Sales of luxury homes fell 17.8% year over year during the three months ended April 30. That’s a much larger decline than non-luxury homes, which were down just 5.4% in the same period.
The times when the declines were most severe in this decade came during the 2020 pandemic, when the market fell by as much as 23.6%.
The high-end housing market has cooled off after an 80% increase in sales last year, thanks to rising interest rates, spiraling inflation, a shaky stock market and an uncertain economic outlook. Redvin said higher mortgage rates could translate into thousands of dollars in monthly housing bills for more expensive homes.
Redfin said sales of luxury homes began to plummet this time last year, when there was a shortage driven by wealthy remote workers who wanted to leave cities and take advantage of low mortgage rates.
“The good news for buyers is that the market is becoming more balanced and competition is declining,” said Elena Flick, a Redfin real estate agent in West Palm Beach, Florida. “Of course, that doesn’t help the dozens of Americans who are perfectly priced.”
Luxury home prices are still rising – although not at the same rate as last year.
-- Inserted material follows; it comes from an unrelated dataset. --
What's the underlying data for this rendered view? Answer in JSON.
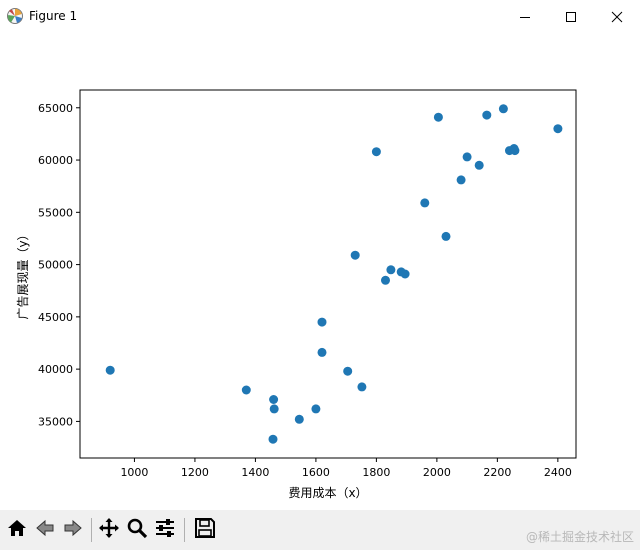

Average sales price increased 19.8% year-over-year to $1.15 million, down from its peak of 27.5% in the spring of 2021. Pre-pandemic price increases were flat, year-over-year at less than 10%. Flick said sellers are now willing to lower asking prices as demand slows and the housing shortage eases.
Redfin has been tracking this data since 2012, which qualifies luxury homes to be in the top 5% based on local market value. Prices for non-luxury homes range from 35 to 65 percent based on market value.
Nassau County, New York, saw a 45% drop in sales of luxury homes. Metro areas, including Oakland, California, West Palm Beach, Florida, Dallas, and Austin, Texas, saw sales decline more than 30%.
CNN Business’s Anna Bahni contributed to this report.